The yard was filled with several blocks of the distinctive hopper cars are used to carry the railroad’s life source: gypsum. It was great to have so many of these cars handy to photograph. I would love to return soon with a tape measure, paper, and permission from the railroad to spend some serious time climbing all over these cars to record as much detail of them as possible with a view to producing a kit of them.
Opposite the hoppers, on a siding long since severed from the main track was a string of boxcars. Though now heavily rusted, there were some terrific examples of cars that should be preserved.
Walking back toward the station it was hard not to notice the terrific hi-rail truck parked just behind the building.
Hantsport’s station is home to the railroad’s headquarters and is a fine looking building in its own right. I’d love to have an opportunity to ask for a tour sometime and learn more about the railroad’s operations until everything was put on hold.

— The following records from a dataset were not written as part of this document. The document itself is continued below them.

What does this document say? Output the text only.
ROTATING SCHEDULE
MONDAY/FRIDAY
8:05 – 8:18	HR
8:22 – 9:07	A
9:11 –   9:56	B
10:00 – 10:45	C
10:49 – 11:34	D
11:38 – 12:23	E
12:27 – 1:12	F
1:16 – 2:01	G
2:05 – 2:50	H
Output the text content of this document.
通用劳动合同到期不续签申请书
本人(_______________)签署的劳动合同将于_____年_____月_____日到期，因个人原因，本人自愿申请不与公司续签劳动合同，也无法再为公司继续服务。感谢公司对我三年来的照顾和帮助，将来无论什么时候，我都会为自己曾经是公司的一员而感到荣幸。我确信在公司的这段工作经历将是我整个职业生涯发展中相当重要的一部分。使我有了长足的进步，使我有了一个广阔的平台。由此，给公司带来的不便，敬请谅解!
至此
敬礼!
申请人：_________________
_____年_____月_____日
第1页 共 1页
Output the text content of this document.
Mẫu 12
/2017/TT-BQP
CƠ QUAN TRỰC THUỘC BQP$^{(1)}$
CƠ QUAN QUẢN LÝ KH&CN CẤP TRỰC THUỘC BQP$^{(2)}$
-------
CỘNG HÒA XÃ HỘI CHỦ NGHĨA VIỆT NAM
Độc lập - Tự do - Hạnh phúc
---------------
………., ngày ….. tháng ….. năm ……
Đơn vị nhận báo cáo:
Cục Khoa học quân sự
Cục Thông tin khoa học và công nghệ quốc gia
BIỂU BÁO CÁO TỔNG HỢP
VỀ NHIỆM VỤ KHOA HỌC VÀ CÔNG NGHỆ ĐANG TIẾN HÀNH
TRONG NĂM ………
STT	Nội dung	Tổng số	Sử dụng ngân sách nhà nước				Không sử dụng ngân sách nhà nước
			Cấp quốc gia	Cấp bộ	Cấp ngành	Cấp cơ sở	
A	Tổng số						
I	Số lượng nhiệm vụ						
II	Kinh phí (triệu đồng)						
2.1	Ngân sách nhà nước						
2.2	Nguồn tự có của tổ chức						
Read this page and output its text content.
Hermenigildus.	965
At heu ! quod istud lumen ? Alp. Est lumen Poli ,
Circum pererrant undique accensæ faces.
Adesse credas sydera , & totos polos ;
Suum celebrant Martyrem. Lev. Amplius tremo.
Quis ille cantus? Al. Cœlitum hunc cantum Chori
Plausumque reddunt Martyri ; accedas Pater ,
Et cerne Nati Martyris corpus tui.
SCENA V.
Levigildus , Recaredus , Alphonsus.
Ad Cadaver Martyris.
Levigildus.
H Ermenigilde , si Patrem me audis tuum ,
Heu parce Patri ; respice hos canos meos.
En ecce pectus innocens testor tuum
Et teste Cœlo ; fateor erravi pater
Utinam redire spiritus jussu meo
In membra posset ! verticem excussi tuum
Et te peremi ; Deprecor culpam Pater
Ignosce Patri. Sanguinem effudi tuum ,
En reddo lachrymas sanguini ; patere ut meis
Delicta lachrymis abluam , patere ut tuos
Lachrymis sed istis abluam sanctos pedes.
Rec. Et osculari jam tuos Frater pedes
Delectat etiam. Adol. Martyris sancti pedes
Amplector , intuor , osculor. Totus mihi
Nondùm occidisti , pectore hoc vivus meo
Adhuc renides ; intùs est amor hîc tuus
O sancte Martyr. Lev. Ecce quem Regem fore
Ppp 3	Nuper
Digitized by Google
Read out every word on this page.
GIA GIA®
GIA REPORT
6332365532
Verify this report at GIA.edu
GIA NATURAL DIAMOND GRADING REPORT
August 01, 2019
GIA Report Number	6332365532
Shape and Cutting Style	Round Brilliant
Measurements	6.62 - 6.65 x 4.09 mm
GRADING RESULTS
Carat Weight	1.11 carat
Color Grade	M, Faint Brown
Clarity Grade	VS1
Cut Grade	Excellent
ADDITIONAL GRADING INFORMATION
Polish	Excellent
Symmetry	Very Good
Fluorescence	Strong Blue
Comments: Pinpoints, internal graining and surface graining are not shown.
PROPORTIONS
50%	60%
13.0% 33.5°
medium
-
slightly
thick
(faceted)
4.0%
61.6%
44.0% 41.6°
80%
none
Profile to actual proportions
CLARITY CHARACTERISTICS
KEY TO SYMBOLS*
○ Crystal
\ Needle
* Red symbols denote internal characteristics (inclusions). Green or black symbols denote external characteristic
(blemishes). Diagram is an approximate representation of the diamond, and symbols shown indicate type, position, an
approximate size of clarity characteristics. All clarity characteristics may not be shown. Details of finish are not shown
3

Though I did drive past on the drive from Windsor to Hantsport, I didn’t stop by the railroad’s shops. I didn’t expect to have this opportunity to visit and before next time I’d love to get in touch with railroad to ask permission to visit the shops complex.
When we left the Island for Nova Scotia, Krista had asked if there were any train things I wanted to see while visiting. I had mentioned the DAR and W&H several times before but instead expressed a sentiment of really not needing to spend any more time trackside on a railroad without trains. It’s a sad feeling and I didn’t need any more memories of that to add to those I already hold from the PEIR in its final years or my trip to the Aroostook Valley (one year too late). I’m glad she insisted I go. What’s there was more than worth seeing and everything was still in very good condition. I remarked on how I could have expected a train and that didn’t feel that ambitious a thing to imagine.
Thanks again Krista, for making sure I went to places I needed to go and see things I needed to do.